General Motors Chief, Richard Wagoner, is receiving a 33% raise for 2008. His base salary is jumping from $1.65 million to $2.2 million and he is also receiving another $1.68 million in equity compensation for his performance in 2007. To refresh your memory, GM lost $38.7 billion in 2007 -- the largest annual loss ever recorded by an American company. And in early February, in an effort to trim ongoing losses, the company offered buyouts to 74,000 employees - its entire US hourly workforce.

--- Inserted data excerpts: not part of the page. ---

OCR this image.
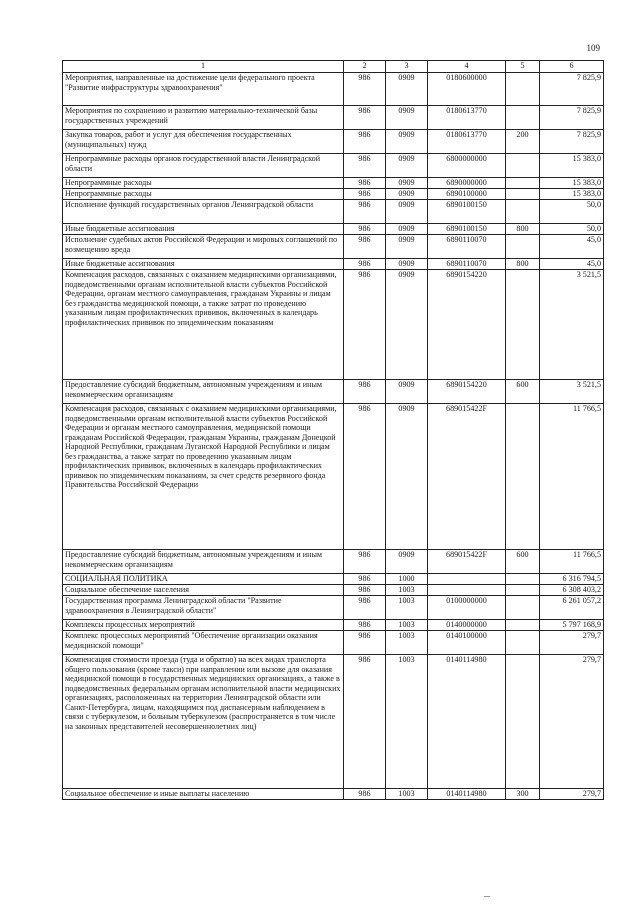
109
1	2	3	4	5	6
Мероприятия, направленные на достижение цели федерального проекта "Развитие инфраструктуры здравоохранения"	986	0909	0180600000		7 825,9
Мероприятия по сохранению и развитию материально-технической базы государственных учреждений	986	0909	0180613770		7 825,9
Закупка товаров, работ и услуг для обеспечения государственных (муниципальных) нужд	986	0909	0180613770	200	7 825,9
Непрограммные расходы органов государственной власти Ленинградской области	986	0909	6800000000		15 383,0
Непрограммные расходы	986	0909	6890000000		15 383,0
Непрограммные расходы	986	0909	6890100000		15 383,0
Исполнение функций государственных органов Ленинградской области	986	0909	6890100150		50,0
Иные бюджетные ассигнования	986	0909	6890100150	800	50,0
Исполнение судебных актов Российской Федерации и мировых соглашений по возмещению вреда	986	0909	6890110070		45,0
Иные бюджетные ассигнования	986	0909	6890110070	800	45,0
Компенсация расходов, связанных с оказанием медицинскими организациями, подведомственными органам исполнительной власти субъектов Российской Федерации, органам местного самоуправления, гражданам Украины и лицам без гражданства медицинской помощи, а также затрат по проведению указанным лицам профилактических прививок, включенных в календарь профилактических прививок по эпидемическим показаниям	986	0909	6890154220		3 521,5
Предоставление субсидий бюджетным, автономным учреждениям и иным некоммерческим организациям	986	0909	6890154220	600	3 521,5
Компенсация расходов, связанных с оказанием медицинскими организациями, подведомственными органам исполнительной власти субъектов Российской Федерации и органам местного самоуправления, медицинской помощи гражданам Российской Федерации, гражданам Украины, гражданам Донецкой Народной Республики, гражданам Луганской Народной Республики и лицам без гражданства, а также затрат по проведению указанным лицам профилактических прививок, включенных в календарь профилактических прививок по эпидемическим показаниям, за счет средств резервного фонда Правительства Российской Федерации	986	0909	689015422F		11 766,5
Предоставление субсидий бюджетным, автономным учреждениям и иным некоммерческим организациям	986	0909	689015422F	600	11 766,5
СОЦИАЛЬНАЯ ПОЛИТИКА	986	1000			6 316 794,5
Социальное обеспечение населения	986	1003			6 308 403,2
Государственная программа Ленинградской области "Развитие здравоохранения в Ленинградской области"	986	1003	0100000000		6 261 057,2
Комплексы процессных мероприятий	986	1003	0140000000		5 797 168,9
Комплекс процессных мероприятий "Обеспечение организации оказания медицинской помощи"	986	1003	0140100000		279,7
Компенсация стоимости проезда (туда и обратно) на всех видах транспорта общего пользования (кроме такси) при направлении или вызове для оказания медицинской помощи в государственных медицинских организациях, а также в подведомственных федеральным органам исполнительной власти медицинских организациях, расположенных на территории Ленинградской области или Санкт-Петербурга, лицам, находящимся под диспансерным наблюдением в связи с туберкулезом, и больным туберкулезом (распространяется в том числе на законных представителей несовершеннолетних лиц)	986	1003	0140114980		279,7
Социальное обеспечение и иные выплаты населению	986	1003	0140114980	300	279,7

I wonder if the GM Board authorized the employee buyouts in the same meeting during which it approved the Compensation Committee recommendation to increase Wagoner's pay. Let's hope there was at the very least a coffee break between these two Board agenda items.

In other compensation news, the Boards of home builders KB and Toll Brothers are inventing new methods to richly reward their CEOs, even as their operating profits and stock price drop amidst an industry slump.

In direct contrast to General Electric -- which ties CEO pay to shareholder returns, Toll has decided to replace a similar performance plan with a bonus method based entirely on subjective criteria. This kind of bonus plan can be summarized as, "Our company performance sucks but we like you and don't want to penalize you...."

The same lack of pay-for-performance rigor is occurring at KB. Its Board awarded KB CEO, Jeffrey Mezger, a "discretionary" bonus of $6,000,000 for 2007. Under the Company's official bonus plan, which is tied to operating performance, he would have not received any bonus for last year. KB stock fell almost 60% in 2007.